Este conteúdo original da tradição linguística é tão profunda e duradouramente justificado, sendo fácil ver porque a visão acerca da capacidade de criar mitos teve de evoluir, pois é um traço característico apenas daqueles povos que percebiam o Divino como uma substância corpórea e que, portanto, apreenderam as ações e paixões do Divino como correlações de eventos puramente físicos. Um foi ainda mais longe, justapondo povos politeístas como criadores de mitos e povos monoteístas como desprovidos de mitos. Os judeus eram contados entre estes últimos, o povo sem mito, e como tal eram glorificados ou desprezados. Eles eram glorificados quando aquele que proferiu o julgamento via o mito como um estágio inferior e preliminar da religião, e desprezados quando se via no mito o ápice da humanidade, que se elevava acima de toda religião como uma metafísica inerente e eterna da alma humana.
Tais tentativas — geralmente eficazes — de avaliar, em vez de compreender, o caráter dos povos, são sempre tolas e inúteis, especialmente quando se baseiam, como aqui, na ignorância ou distorção da realidade histórica. Verdadeiramente, ignorância e distorção são as principais bases do tratamento sociopsicológico moderno do judaísmo. Por exemplo: alguém detecta uma característica racionalista ou utilitária em certas declarações ou costumes do judaísmo oficial, ao que afirma ter provado o racionalismo ou o utilitarismo do judaísmo; ele não suspeita, nem deseja suspeitar, que estas sejam apenas pequenas, embora consequentes, falhas no grande, porém, humilde fluxo de ardente e dedicada religiosidade popular judaica, que transcende a mera conveniência. Por outro lado, os apologistas judeus — cujo zelo miserável se dedica a demonstrar que não há nada de especial no judaísmo, que é simplesmente puro humanismo — fazem o mesmo, à sua maneira, pois eles próprios são propensos à corrupção do racionalismo e do utilitarismo.
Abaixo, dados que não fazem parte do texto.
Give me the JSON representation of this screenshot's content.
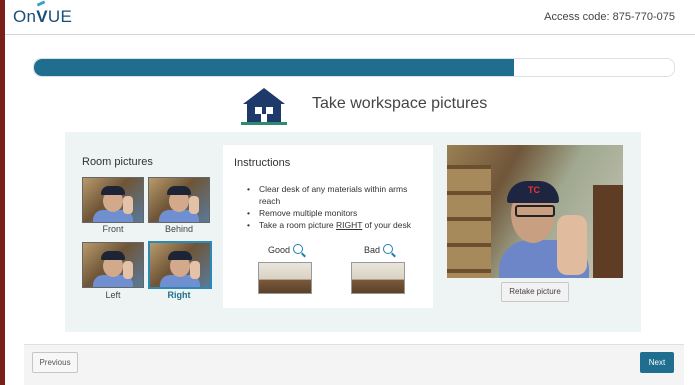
{
  "header": {
    "logo_text_prefix": "On",
    "logo_text_v": "V",
    "logo_text_suffix": "UE",
    "access_code_label": "Access code: 875-770-075"
  },
  "progress": {
    "value_percent": 75
  },
  "page": {
    "title": "Take workspace pictures",
    "icon": "house-icon"
  },
  "room_pictures": {
    "label": "Room pictures",
    "items": [
      {
        "caption": "Front",
        "selected": false
      },
      {
        "caption": "Behind",
        "selected": false
      },
      {
        "caption": "Left",
        "selected": false
      },
      {
        "caption": "Right",
        "selected": true
      }
    ]
  },
  "instructions": {
    "title": "Instructions",
    "items": [
      "Clear desk of any materials within arms reach",
      "Remove multiple monitors"
    ],
    "last_item_prefix": "Take a room picture ",
    "last_item_emphasis": "RIGHT",
    "last_item_suffix": " of your desk",
    "good_label": "Good",
    "bad_label": "Bad"
  },
  "buttons": {
    "retake": "Retake picture",
    "previous": "Previous",
    "next": "Next"
  },
  "colors": {
    "accent": "#1f6e8f",
    "panel_bg": "#eef4f3",
    "selected_border": "#2a8ab5"
  }
}
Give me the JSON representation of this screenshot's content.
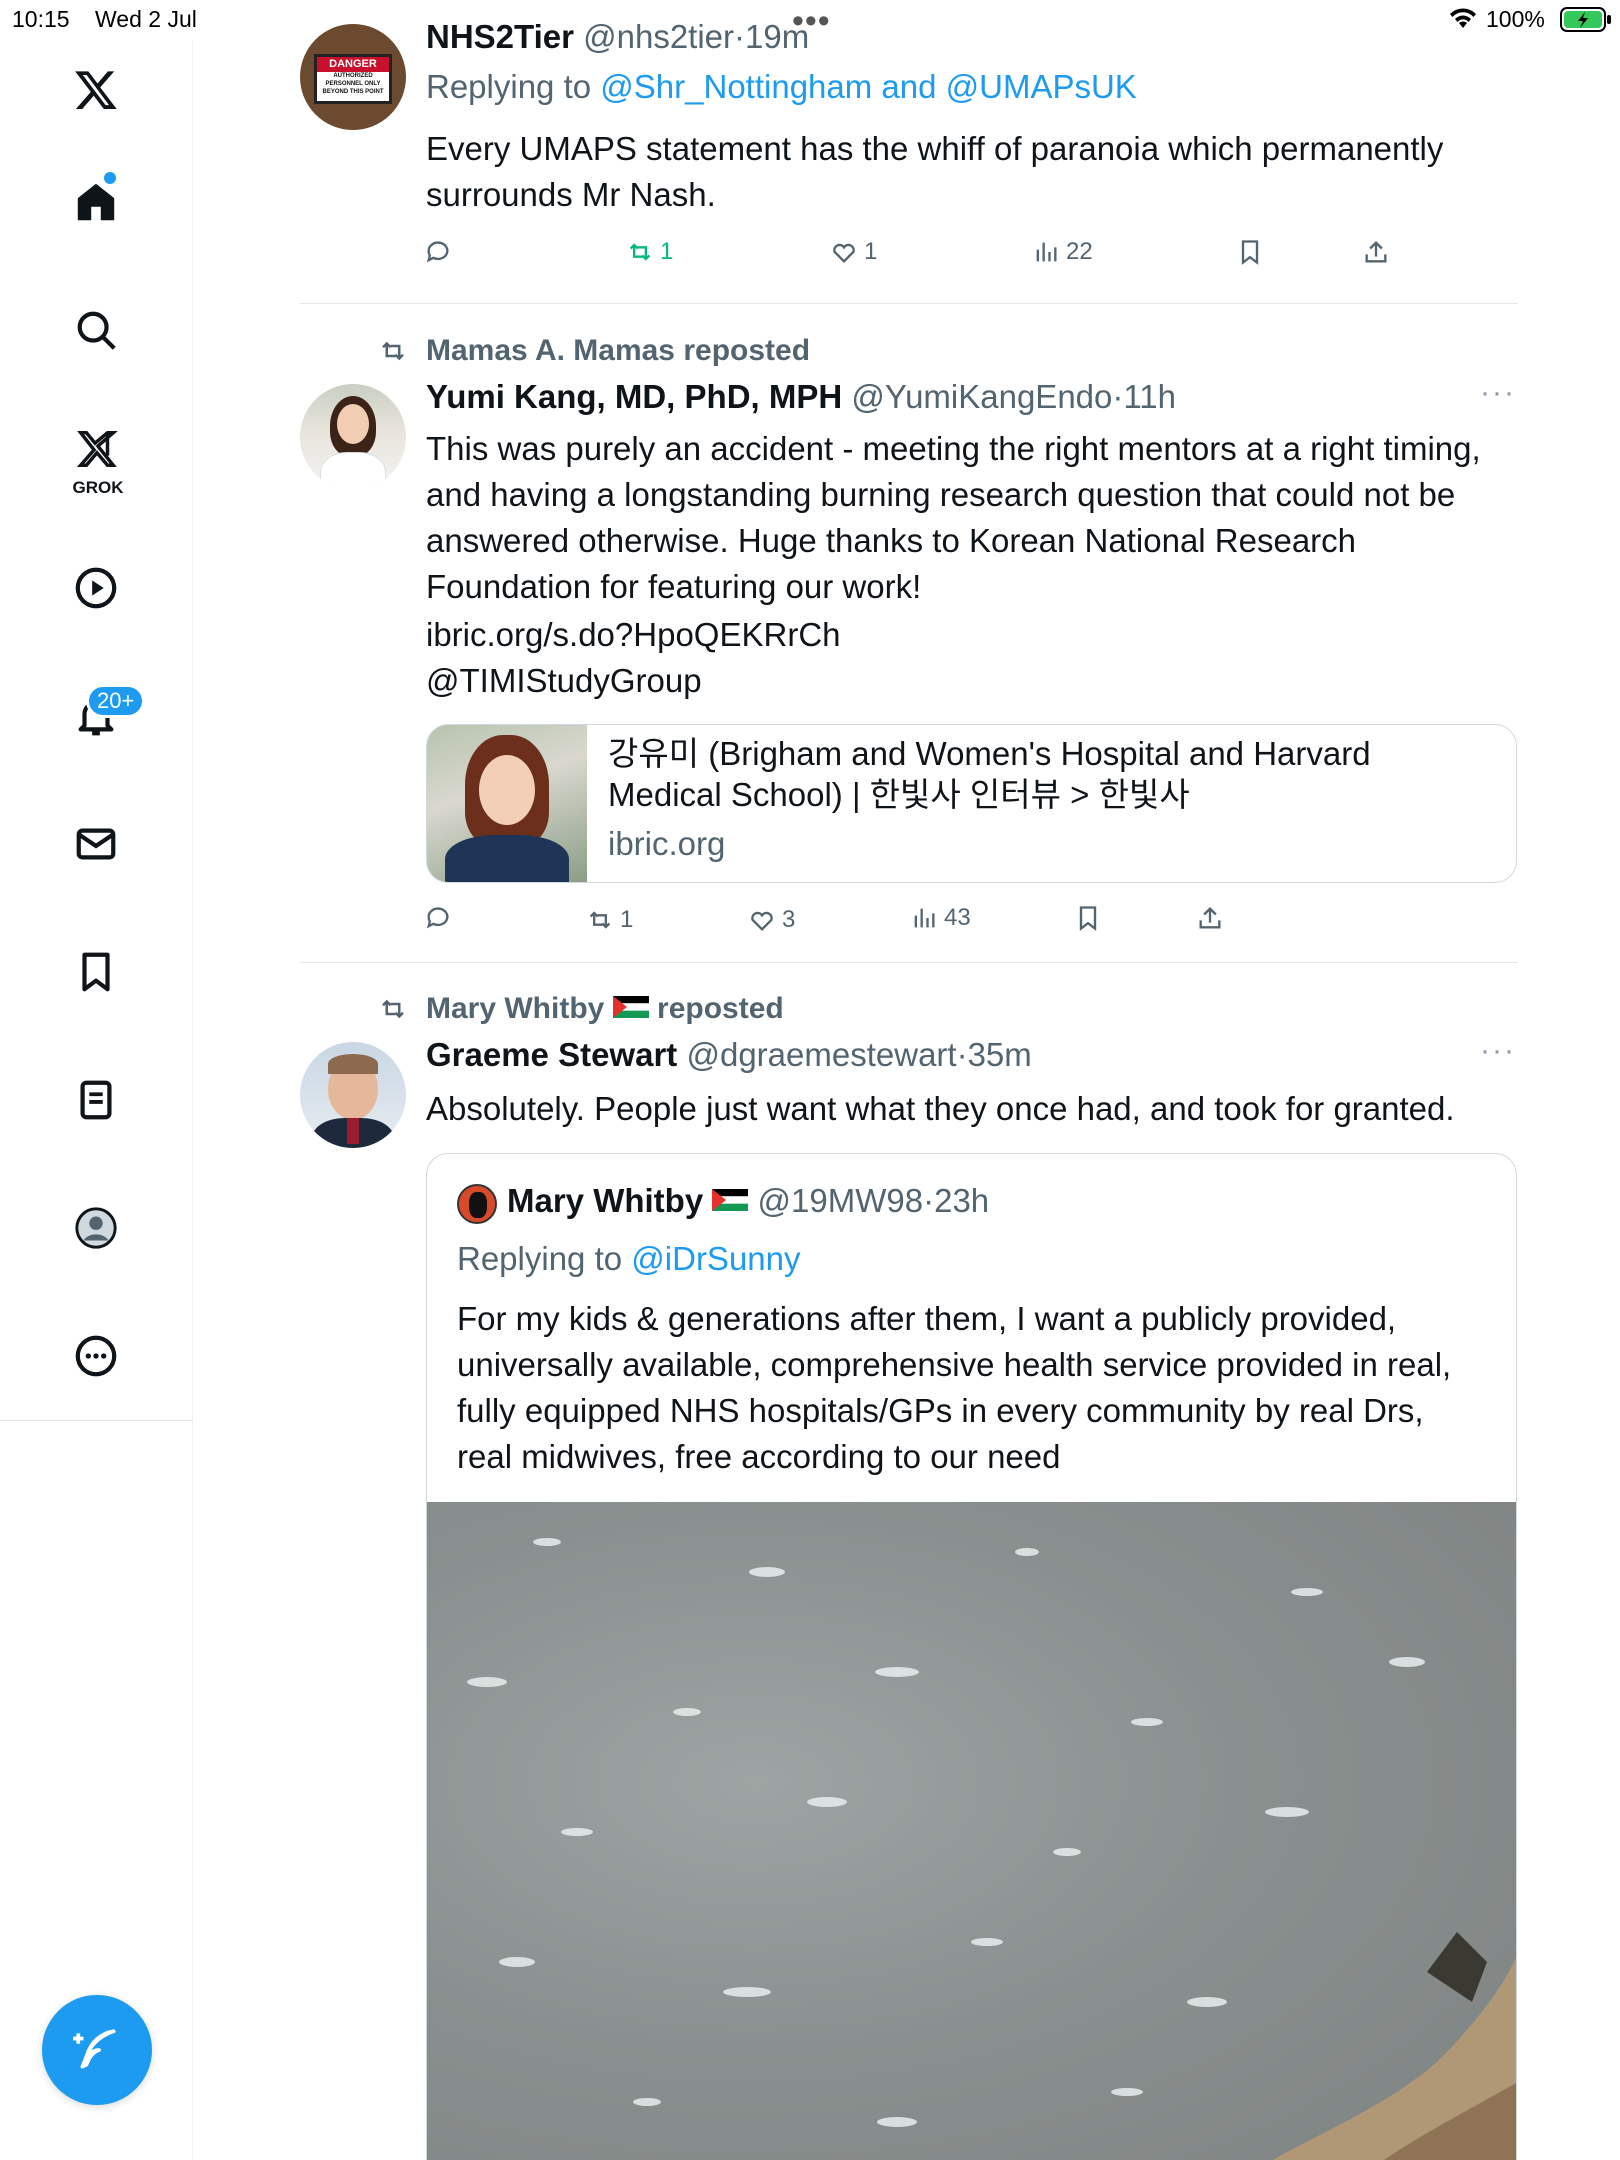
{
  "status_bar": {
    "time": "10:15",
    "date": "Wed 2 Jul",
    "battery": "100%"
  },
  "sidebar": {
    "grok_label": "GROK",
    "notifications_badge": "20+"
  },
  "tweets": [
    {
      "name": "NHS2Tier",
      "handle": "@nhs2tier",
      "time": "19m",
      "replying_prefix": "Replying to",
      "replying_to": "@Shr_Nottingham and @UMAPsUK",
      "text": "Every UMAPS statement has the whiff of paranoia which permanently surrounds Mr Nash.",
      "reposts": "1",
      "likes": "1",
      "views": "22",
      "avatar_sign_title": "DANGER",
      "avatar_sign_text": "AUTHORIZED PERSONNEL ONLY BEYOND THIS POINT"
    },
    {
      "reposted_by": "Mamas A. Mamas reposted",
      "name": "Yumi Kang, MD, PhD, MPH",
      "handle": "@YumiKangEndo",
      "time": "11h",
      "text": "This was purely an accident - meeting the right mentors at a right timing, and having a longstanding burning research question that could not be answered otherwise. Huge thanks to Korean National Research Foundation for featuring our work!",
      "link1": "ibric.org/s.do?HpoQEKRrCh",
      "link2": "@TIMIStudyGroup",
      "card_title": "강유미 (Brigham and Women's Hospital and Harvard Medical School) | 한빛사 인터뷰 > 한빛사",
      "card_domain": "ibric.org",
      "reposts": "1",
      "likes": "3",
      "views": "43"
    },
    {
      "reposted_by_name": "Mary Whitby",
      "reposted_suffix": "reposted",
      "name": "Graeme Stewart",
      "handle": "@dgraemestewart",
      "time": "35m",
      "text": "Absolutely. People just want what they once had, and took for granted.",
      "quote": {
        "name": "Mary Whitby",
        "handle": "@19MW98",
        "time": "23h",
        "replying_prefix": "Replying to",
        "replying_to": "@iDrSunny",
        "text": "For my kids & generations after them, I want a publicly provided, universally available,  comprehensive health service provided in real, fully equipped NHS hospitals/GPs in every community by real Drs, real midwives, free according to our need"
      }
    }
  ],
  "colors": {
    "accent": "#1d9bf0",
    "repost_green": "#00ba7c",
    "muted": "#536471"
  }
}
Consequentemente, e por muito tempo, ambos os lados negaram a existência do mito no judaísmo. Isso não foi nada difícil. A verdadeira natureza da literatura pós-bíblica permaneceu por muito tempo desconhecida: a Agadá era considerada um jogo de imaginação ou uma composição fictícia de parábolas superficiais, o Midrash como uma coleção de comentários minuciosos e pouco criativos, a Cabala como um jogo de números absurdos e grotescos; e o hassidismo era mal conhecido pelo nome, ou era desdenhosamente descartado como um devaneio.
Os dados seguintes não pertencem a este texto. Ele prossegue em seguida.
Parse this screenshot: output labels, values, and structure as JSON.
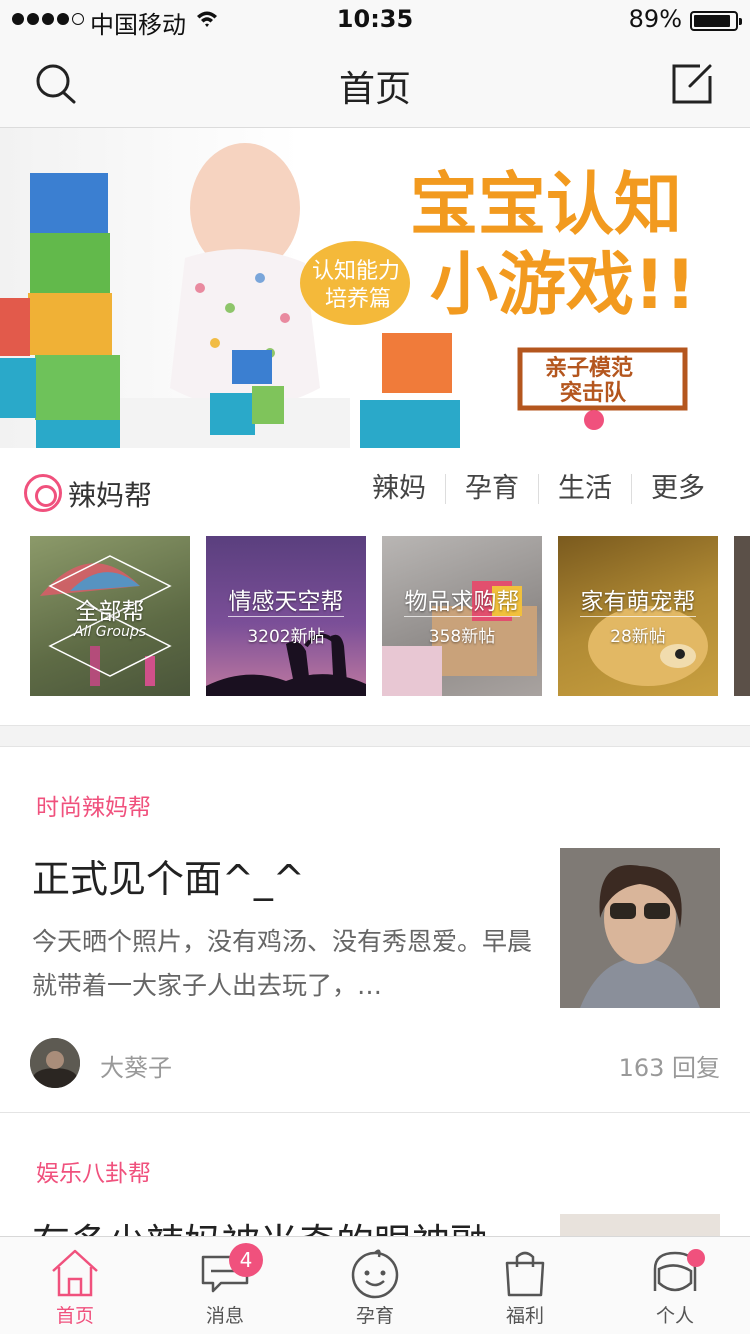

Bem, pode muito bem ter parecido, mesmo para um estudioso genuíno, que o mito era estranho à Bíblia. Pois a Bíblia recebeu a forma em que chegou até nós por um grupo de homens os quais, imbuídos do espírito do sacerdócio oficial judaico tardio, consideravam o mito, a fonte nutridora de toda a religiosidade genuína, como o arqui-inimigo da religião como concebiam e queriam assim; portanto, excluíam da riqueza dos escritos transmitidos tudo o que, até onde sabiam, era mítico. Felizmente, seu conhecimento não era perfeito, e muito daquele caráter original com o qual não estavam mais familiarizados lhes escapou.
Assim, veios dispersos do precioso minério podem ser encontrados em todos os livros da Bíblia. Quando esses veios foram descobertos por novas pesquisas, a existência do mito judaico não pôde mais ser questionada; agora, porém, contestava-se sua originalidade. Sempre que um motivo mítico semelhante era encontrado na literatura de algum outro povo da Ásia Menor, esse motivo era designado como original e o motivo judaico era chamado de imitação pobre; e se nenhum fosse encontrado, presumia-se simplesmente que o original havia sido perdido. Não é necessário aprofundar esses detalhes aqui (que se originaram no desejo profundamente enraizado, porém, desesperado, do ocidental atual de desjudaizar seu cristianismo, ao qual ele não pode renunciar); muito mais importante do que refutá-los um por um é perceber que todo o conceito de história que os tornou possíveis em primeiro lugar é uma falácia monstruosa. Tentar julgar um patrimônio tão imenso como a herança de mitos de um povo a partir do ponto de vista lamentavelmente efêmero da “originalidade” é uma tarefa pervertida e presunçosa. Quando somos confrontados com o mundo da originalidade, não é a originalidade que importa, mas a realidade; e as criações da mente não devem ser dissecadas por nós a fim de analisarmos os resultados da nossa análise, isto é, se essas criações aparecem aqui pela primeira vez. Este “pela primeira vez” só pode ser a preocupação do intelecto atrofiado de uma toupeira, capaz de discernir a história sem fim da mente com suas criações eternamente novas esculpidas na mesma matéria eternamente. As criações da mente devem ser percebidas, experimentadas e reverenciadas como uma entidade moldada, uma estrutura coesa, uma realidade.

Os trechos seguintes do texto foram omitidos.